FieldTypeDescription
urlsarrayJSON endpoints / .json URLs to check. A missing scheme defaults to https://. Each URL produces one record.
requiredPathsarrayOptional. Dot/bracket paths that must exist in each document, e.g. data.results, items[0].id. Reported as present/missing with type + preview.
expectationsarrayOptional. Value assertions, e.g. status == "ok", data.total > 100, items contains "foo", meta.next missing. Each is reported as passed/failed with the actual value.
requestHeadersobjectOptional. Extra HTTP headers sent with every request (e.g. an Authorization token for protected JSON).
followRedirectsbooleanFollow redirects and check the final destination. Default true.
timeoutSecsintegerPer-request timeout in seconds. Default 30.
maxResultsintegerSafety cap on URLs checked per run. Default 1000.

Expectation syntax

One assertion per entry. The left side is a path; the right side a JSON literal (number, "string", true/false/null).

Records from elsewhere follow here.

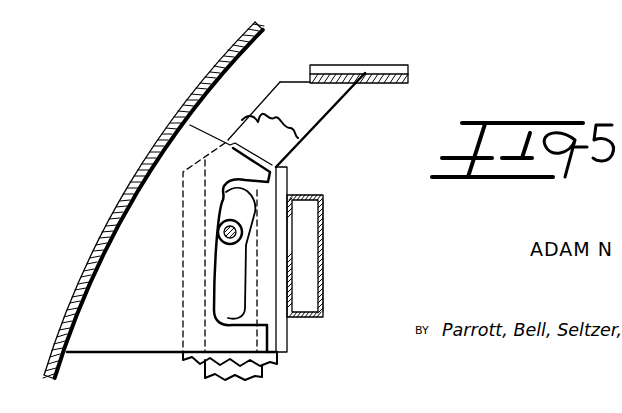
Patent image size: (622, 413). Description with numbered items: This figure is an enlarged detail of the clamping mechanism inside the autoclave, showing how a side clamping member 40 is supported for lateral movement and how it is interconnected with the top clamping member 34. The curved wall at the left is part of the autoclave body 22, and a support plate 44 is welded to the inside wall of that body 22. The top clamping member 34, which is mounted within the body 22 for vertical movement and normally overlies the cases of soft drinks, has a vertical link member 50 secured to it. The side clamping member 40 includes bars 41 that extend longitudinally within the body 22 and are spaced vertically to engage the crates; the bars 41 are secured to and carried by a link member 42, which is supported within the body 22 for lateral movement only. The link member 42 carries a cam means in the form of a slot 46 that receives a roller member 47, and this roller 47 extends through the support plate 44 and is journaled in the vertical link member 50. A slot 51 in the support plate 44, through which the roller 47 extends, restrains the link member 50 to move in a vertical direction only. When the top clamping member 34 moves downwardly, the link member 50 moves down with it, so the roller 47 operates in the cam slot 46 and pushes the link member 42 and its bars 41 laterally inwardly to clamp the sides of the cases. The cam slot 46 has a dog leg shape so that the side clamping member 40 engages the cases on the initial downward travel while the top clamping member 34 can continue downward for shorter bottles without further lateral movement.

The autoclave body 22 is at (160, 142).
The top clamping member 34 is at (372, 70).
The side clamping member 40 is at (328, 211).
The bar 41 is at (323, 250).
The link member 42 is at (267, 307).
The support plate 44 is at (88, 287).
The cam slot 46 is at (220, 292).
The roller member 47 is at (220, 218).
The vertical link member 50 is at (280, 82).
The slot 51 is at (210, 153).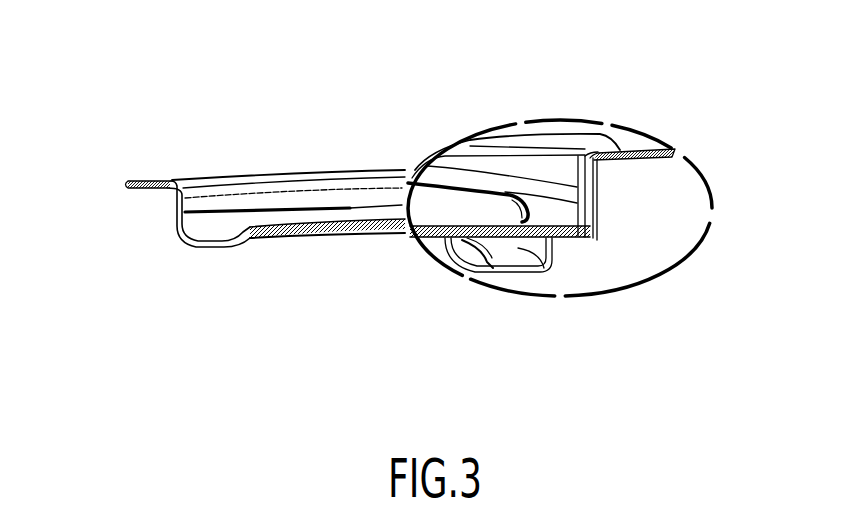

status == "ok" data.total > 100 items[0].id exists
version != "0" meta.count <= 50 results missing
title contains "Report" tags contains "news" data.ok == true

Supported operators: exists, missing / present, ==, !=, >, <, >=, <=, contains.

Output

One record per URL:

{
"url": "https://jsonplaceholder.typicode.com/todos/1",
"finalUrl": "https://jsonplaceholder.typicode.com/todos/1",
"success": true,
"statusCode": 200,
"contentType": "application/json; charset=utf-8",
"declaredJson": true,
"validJson": true,
"jsonError": null,
"rootType": "object",
"topLevelKeys": ["userId", "id", "title", "completed"],
"topLevelKeyCount": 4,
"arrayLength": null,
"itemCount": 4,
"sizeBytes": 83,
"depth": 1,
"contentHash": "sha256:8e3f...c1",
"hashMode": "canonical-json",
"pathChecks": [
{ "path": "title", "exists": true, "type": "string", "valuePreview": "\"delectus aut autem\"" }
],
"expectationResults": [
{ "expression": "id == 1", "path": "id", "operator": "==", "expected": 1, "actual": 1, "passed": true }
],
"checksPassed": 2,
"checksTotal": 2,
"allChecksPassed": true,
"fetchedAt": "2026-06-14T00:00:00+00:00",
"error": null
}

How the content hash works

For valid JSON, contentHash is a SHA-256 of the canonicalized document (keys sorted, whitespace removed), so cosmetic reordering or reformatting never registers as a change — only real content does. For non-JSON responses, the hash falls back to the raw bytes (hashMode: "raw-bytes"). Run the actor on a schedule and compare contentHash between runs to detect when a feed actually changed.

Notes

  • A non-JSON response is not an error — it's a real result: validJson is false, jsonError explains why, and the row is still returned (and charged).
  • A URL that fails to fetch (timeout, DNS error, connection refused, bad URL) is recorded with success: false and the reason — it never crashes the run and is never charged.
  • Paths support dot and bracket notation, including array indices (items[0].id) and quoted keys (data["weird.key"]).
  • topLevelKeys is capped at the first 100 keys for very wide objects; topLevelKeyCount always reflects the true total.